In Worldly Goods, The Arts of Early Pennsylvania, 1680-1758 (The Philadelphia Museum of Art, 1999) the high chest and dressing table are illustrated in fig. 167. But as our treatment of the pair was not completed before the catalogue photography deadline, an early twentieth black and white photograph, colorized for the catalogue, was used showing the moulded top and square drawer escutcheons in place.

worldy

Worldly Goods, The Arts of Early Pennsylvania, 1680-1758, The Philadelphia Museum of Art, 1999.

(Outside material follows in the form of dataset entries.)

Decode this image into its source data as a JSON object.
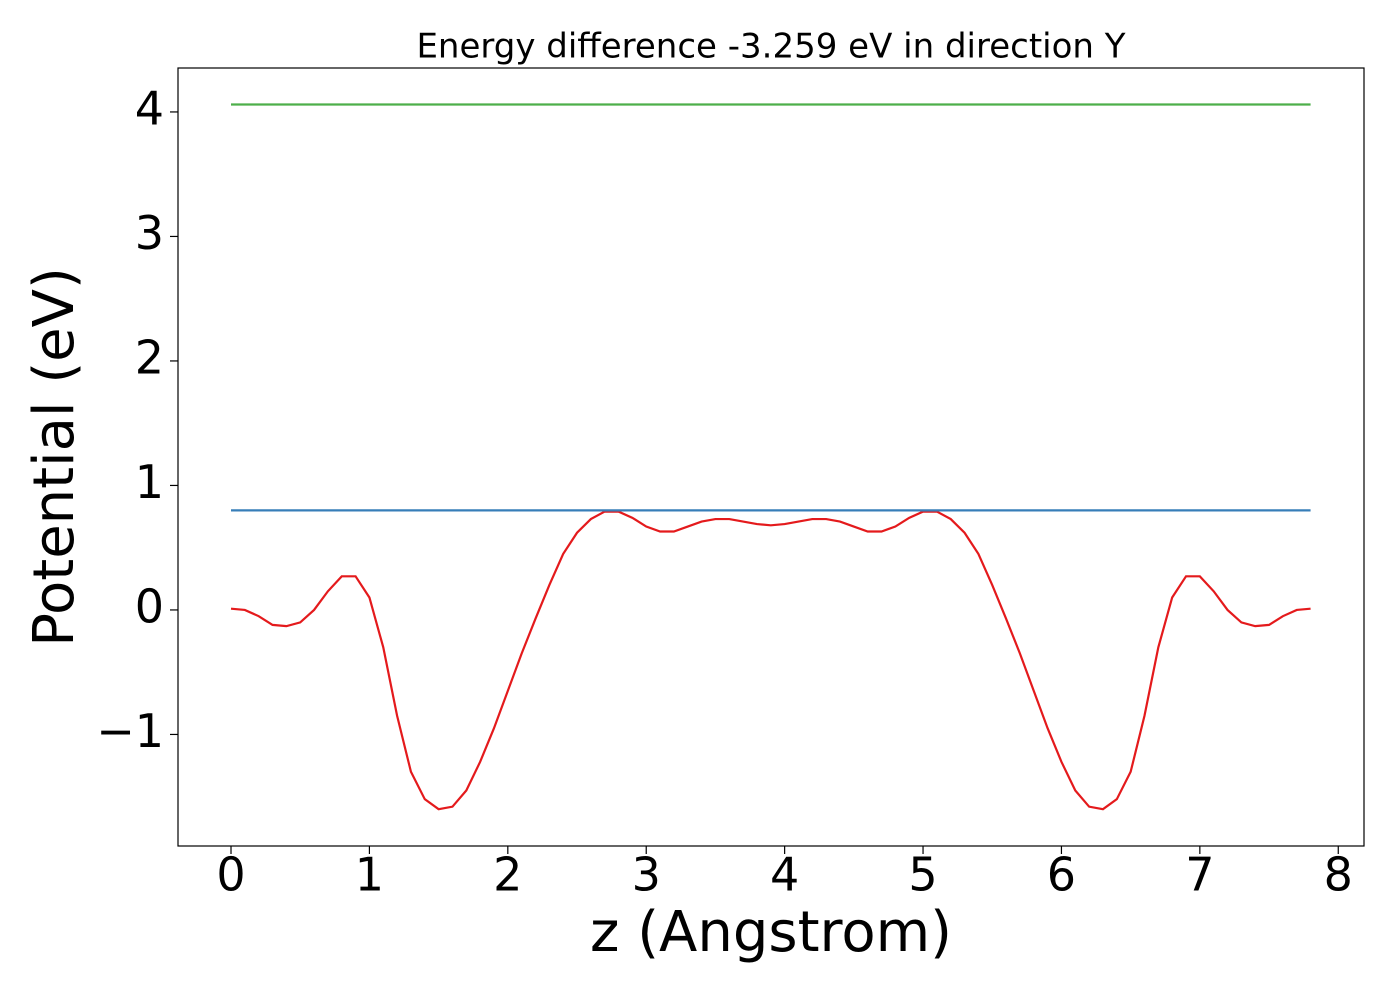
{
  "chart_data": {
    "type": "line",
    "title": "Energy difference -3.259 eV in direction Y",
    "x_label": "z (Angstrom)",
    "y_label": "Potential (eV)",
    "xlim": [
      -0.383,
      8.186
    ],
    "ylim": [
      -1.896,
      4.353
    ],
    "xticks": [
      0,
      1,
      2,
      3,
      4,
      5,
      6,
      7,
      8
    ],
    "yticks": [
      {
        "value": -1,
        "label": "−1"
      },
      0,
      1,
      2,
      3,
      4
    ],
    "grid": false,
    "series": [
      {
        "color": "#e41a1c",
        "x": [
          0,
          0.1,
          0.2,
          0.3,
          0.4,
          0.5,
          0.6,
          0.7,
          0.8,
          0.9,
          1.0,
          1.1,
          1.2,
          1.3,
          1.4,
          1.5,
          1.6,
          1.7,
          1.8,
          1.9,
          2.0,
          2.1,
          2.2,
          2.3,
          2.4,
          2.5,
          2.6,
          2.7,
          2.8,
          2.9,
          3.0,
          3.1,
          3.2,
          3.3,
          3.4,
          3.5,
          3.6,
          3.7,
          3.8,
          3.9,
          4.0,
          4.1,
          4.2,
          4.3,
          4.4,
          4.5,
          4.6,
          4.7,
          4.8,
          4.9,
          5.0,
          5.1,
          5.2,
          5.3,
          5.4,
          5.5,
          5.6,
          5.7,
          5.8,
          5.9,
          6.0,
          6.1,
          6.2,
          6.3,
          6.4,
          6.5,
          6.6,
          6.7,
          6.8,
          6.9,
          7.0,
          7.1,
          7.2,
          7.3,
          7.4,
          7.5,
          7.6,
          7.7,
          7.8
        ],
        "values": [
          0.01,
          0,
          -0.05,
          -0.12,
          -0.13,
          -0.1,
          0,
          0.15,
          0.27,
          0.27,
          0.1,
          -0.3,
          -0.85,
          -1.3,
          -1.52,
          -1.6,
          -1.58,
          -1.45,
          -1.22,
          -0.95,
          -0.65,
          -0.35,
          -0.07,
          0.2,
          0.45,
          0.62,
          0.73,
          0.79,
          0.79,
          0.74,
          0.67,
          0.63,
          0.63,
          0.67,
          0.71,
          0.73,
          0.73,
          0.71,
          0.69,
          0.68,
          0.69,
          0.71,
          0.73,
          0.73,
          0.71,
          0.67,
          0.63,
          0.63,
          0.67,
          0.74,
          0.79,
          0.79,
          0.73,
          0.62,
          0.45,
          0.2,
          -0.07,
          -0.35,
          -0.65,
          -0.95,
          -1.22,
          -1.45,
          -1.58,
          -1.6,
          -1.52,
          -1.3,
          -0.85,
          -0.3,
          0.1,
          0.27,
          0.27,
          0.15,
          0,
          -0.1,
          -0.13,
          -0.12,
          -0.05,
          0,
          0.01
        ]
      },
      {
        "color": "#377eb8",
        "x": [
          0,
          7.8
        ],
        "values": [
          0.8,
          0.8
        ]
      },
      {
        "color": "#4daf4a",
        "x": [
          0,
          7.8
        ],
        "values": [
          4.06,
          4.06
        ]
      }
    ]
  }
}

At the beginning of our examination of the high chest and dressing table in 1999, I opened a drawer and found the 4 escutcheons that had be removed from the square drawers during a previous treatment in 1975. It was a simple matter to return them to their original positions.

1928-7-1213

The current condition of the high chest and dressing table as seen today in the PMA galleries and in current photography, reflects the original appearance of the pair more than at any time since they were first published by Moon in 1909. In 1999 we searched the Museum for the moulded top removed in 1983 to determine for ourselves its authenticity but without success – it was likely discarded soon after its removal. We agreed, however, that the top was most likely not original. The top of the high chest consists of two edged-joined walnut boards. The sides are lap or half-blind dovetailed to the top, hiding or disguising the joint. The surface is fair planed, or finished almost as finely as the drawer fronts. If the top of the chest were to be hidden, we reasoned the joiner would have used rough planed secondary wood boards and exposed the joinery, reducing labor and cost if the top were to be covered by an additional element.

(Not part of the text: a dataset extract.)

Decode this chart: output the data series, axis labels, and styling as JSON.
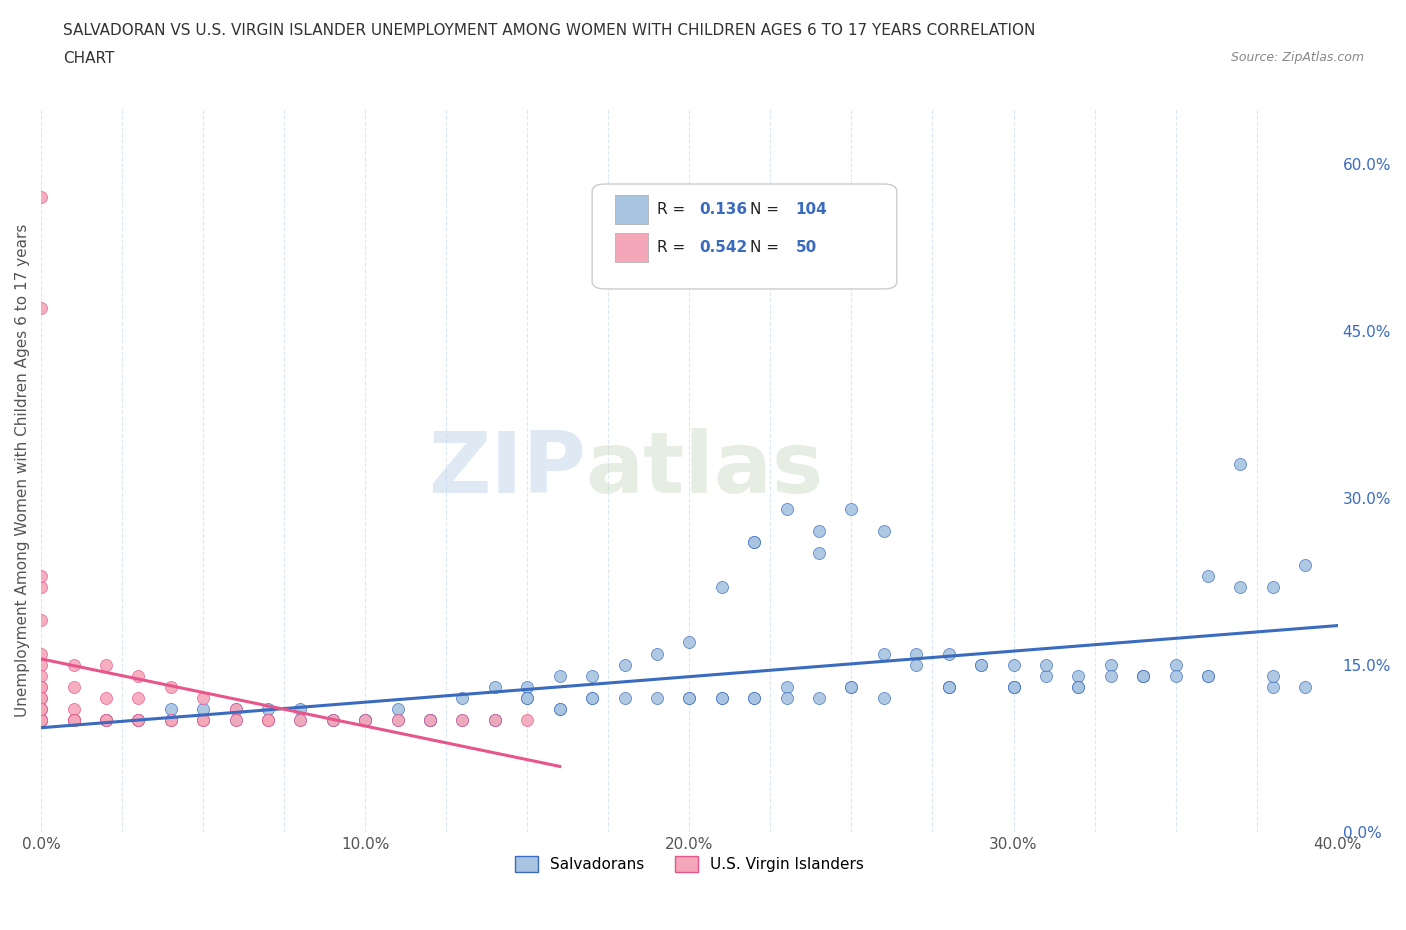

It was not long after the Worldly Goods exhibit that I came across another bit of evidence concerning the moulded top – a photograph made at Cedar Grove in the late nineteenth century before the house was moved from Harrogate near Frankford, about 4 miles from Old City Philadelphia, to West Fairmount Park in the late 1920s. In the photograph the high chest has no concave moulded top and the square drawer escutcheons are in place.

wistar-high-chest

Cedar Grove, second story chamber. Late nineteenth or early twentieth century.

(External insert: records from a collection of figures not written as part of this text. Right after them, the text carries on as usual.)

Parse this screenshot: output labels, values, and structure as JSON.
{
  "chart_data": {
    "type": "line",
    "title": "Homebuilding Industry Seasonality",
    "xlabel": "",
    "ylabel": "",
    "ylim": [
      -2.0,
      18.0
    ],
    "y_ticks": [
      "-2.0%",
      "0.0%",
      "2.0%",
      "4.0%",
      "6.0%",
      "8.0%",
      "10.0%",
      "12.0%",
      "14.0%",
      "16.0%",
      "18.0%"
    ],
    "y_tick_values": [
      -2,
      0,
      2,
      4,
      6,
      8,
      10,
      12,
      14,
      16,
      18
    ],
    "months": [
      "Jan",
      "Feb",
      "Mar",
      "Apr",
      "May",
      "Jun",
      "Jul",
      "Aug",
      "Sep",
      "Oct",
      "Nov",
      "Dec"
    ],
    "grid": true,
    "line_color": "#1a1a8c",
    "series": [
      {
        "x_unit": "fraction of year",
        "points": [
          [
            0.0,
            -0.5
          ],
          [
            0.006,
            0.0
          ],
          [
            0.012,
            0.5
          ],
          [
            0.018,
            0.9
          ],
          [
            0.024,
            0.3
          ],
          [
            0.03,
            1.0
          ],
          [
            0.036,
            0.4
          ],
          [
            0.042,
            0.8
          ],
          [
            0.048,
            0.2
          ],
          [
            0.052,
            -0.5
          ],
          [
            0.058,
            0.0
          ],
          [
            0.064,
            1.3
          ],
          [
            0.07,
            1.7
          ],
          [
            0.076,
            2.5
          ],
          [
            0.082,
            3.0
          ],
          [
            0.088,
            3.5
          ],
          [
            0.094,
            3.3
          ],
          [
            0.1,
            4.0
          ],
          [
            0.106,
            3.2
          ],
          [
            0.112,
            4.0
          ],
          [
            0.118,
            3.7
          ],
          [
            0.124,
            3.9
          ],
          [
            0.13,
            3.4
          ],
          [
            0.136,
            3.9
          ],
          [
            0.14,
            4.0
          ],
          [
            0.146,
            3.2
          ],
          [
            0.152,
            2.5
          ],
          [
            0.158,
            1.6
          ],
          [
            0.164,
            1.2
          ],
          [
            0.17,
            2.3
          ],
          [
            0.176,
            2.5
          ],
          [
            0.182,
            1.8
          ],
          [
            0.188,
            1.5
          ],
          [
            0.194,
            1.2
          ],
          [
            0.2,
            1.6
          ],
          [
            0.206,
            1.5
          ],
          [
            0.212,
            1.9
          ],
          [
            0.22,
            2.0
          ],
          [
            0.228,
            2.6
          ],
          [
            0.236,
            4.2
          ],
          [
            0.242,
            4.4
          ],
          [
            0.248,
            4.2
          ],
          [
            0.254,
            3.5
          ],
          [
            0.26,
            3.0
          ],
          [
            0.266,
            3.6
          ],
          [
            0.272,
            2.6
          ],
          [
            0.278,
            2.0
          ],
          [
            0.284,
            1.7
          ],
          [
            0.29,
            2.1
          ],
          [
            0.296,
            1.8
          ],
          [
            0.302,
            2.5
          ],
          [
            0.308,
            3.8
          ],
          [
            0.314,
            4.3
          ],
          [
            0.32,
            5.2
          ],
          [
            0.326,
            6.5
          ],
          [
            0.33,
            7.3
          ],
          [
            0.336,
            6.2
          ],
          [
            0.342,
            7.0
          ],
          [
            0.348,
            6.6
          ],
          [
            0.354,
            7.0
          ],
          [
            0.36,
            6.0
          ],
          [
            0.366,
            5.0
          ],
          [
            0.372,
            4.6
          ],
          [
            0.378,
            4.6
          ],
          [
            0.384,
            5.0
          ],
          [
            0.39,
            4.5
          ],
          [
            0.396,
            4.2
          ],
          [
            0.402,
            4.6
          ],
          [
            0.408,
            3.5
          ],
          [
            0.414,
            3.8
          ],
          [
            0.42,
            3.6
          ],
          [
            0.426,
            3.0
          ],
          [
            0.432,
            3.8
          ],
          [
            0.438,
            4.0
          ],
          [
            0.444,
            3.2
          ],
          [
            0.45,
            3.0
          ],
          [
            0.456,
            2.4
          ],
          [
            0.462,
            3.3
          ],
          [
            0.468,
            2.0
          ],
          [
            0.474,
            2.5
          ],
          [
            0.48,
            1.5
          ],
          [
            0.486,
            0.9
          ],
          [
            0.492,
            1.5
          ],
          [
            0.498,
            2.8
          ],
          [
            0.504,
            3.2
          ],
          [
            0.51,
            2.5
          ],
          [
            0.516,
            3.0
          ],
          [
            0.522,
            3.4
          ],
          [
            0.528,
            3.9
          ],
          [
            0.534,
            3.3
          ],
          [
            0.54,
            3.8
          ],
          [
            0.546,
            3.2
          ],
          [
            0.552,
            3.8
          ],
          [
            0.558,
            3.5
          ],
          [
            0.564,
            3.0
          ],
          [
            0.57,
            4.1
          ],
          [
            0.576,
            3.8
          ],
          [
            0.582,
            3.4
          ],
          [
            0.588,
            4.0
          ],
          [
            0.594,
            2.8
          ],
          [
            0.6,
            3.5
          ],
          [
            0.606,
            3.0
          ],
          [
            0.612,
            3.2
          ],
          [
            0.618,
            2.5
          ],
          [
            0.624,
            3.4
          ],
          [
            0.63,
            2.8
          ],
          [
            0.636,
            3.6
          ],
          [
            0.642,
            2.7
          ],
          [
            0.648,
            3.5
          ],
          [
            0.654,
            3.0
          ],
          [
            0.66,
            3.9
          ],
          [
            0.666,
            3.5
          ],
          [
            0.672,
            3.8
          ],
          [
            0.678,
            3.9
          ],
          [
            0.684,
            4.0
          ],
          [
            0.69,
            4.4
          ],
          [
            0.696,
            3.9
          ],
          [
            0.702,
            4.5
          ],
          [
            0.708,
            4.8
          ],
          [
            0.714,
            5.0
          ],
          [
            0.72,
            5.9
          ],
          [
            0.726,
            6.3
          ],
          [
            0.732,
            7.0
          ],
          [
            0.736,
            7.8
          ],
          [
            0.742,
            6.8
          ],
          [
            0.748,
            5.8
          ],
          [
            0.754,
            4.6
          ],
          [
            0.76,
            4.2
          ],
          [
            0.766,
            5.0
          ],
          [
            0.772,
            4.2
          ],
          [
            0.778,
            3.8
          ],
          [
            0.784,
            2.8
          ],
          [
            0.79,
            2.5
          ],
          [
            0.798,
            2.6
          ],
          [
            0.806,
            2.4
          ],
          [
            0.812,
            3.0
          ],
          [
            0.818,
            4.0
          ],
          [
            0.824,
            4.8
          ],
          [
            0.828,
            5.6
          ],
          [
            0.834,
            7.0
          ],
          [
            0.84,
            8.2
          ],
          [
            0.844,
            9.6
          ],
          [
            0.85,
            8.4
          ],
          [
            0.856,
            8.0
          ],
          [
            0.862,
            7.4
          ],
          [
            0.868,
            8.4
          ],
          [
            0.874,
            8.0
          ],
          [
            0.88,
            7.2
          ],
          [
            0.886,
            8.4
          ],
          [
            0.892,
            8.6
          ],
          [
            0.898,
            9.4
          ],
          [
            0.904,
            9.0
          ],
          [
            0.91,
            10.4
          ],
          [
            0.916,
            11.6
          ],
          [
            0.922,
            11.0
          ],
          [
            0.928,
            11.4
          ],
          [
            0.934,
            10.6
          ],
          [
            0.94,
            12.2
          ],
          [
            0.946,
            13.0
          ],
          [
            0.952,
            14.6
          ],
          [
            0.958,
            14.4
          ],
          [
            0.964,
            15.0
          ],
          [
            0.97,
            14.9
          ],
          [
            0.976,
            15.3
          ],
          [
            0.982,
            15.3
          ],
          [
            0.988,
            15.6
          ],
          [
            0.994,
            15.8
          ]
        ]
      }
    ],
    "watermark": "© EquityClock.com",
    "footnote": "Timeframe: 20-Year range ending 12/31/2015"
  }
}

In all likelihood, John T. and Lydia T. Morris added the moulded top and gallery to the high chest, updating it for its move to their Victorian mansion in Chestnut Hill. It did no harm and was easily removed, an early instance of a non-intrusive treatment. I wish it was still around though. Click on the photo from the Moon volume to enlarge it. Look closely at the turned pillars of the gallery, they mimic the “trumpet” turned legs of the chest and table. Who made those?

top

2 thoughts on ““All Right Everyone, Line Up Alphabetically According To Your Height.” Casey Stengel

  1. I love the interior photos of Cedar Grove while still in Frankford! I hadn’t seen this room from this angle before now. Love their curious collections of objet d’art on the mantel.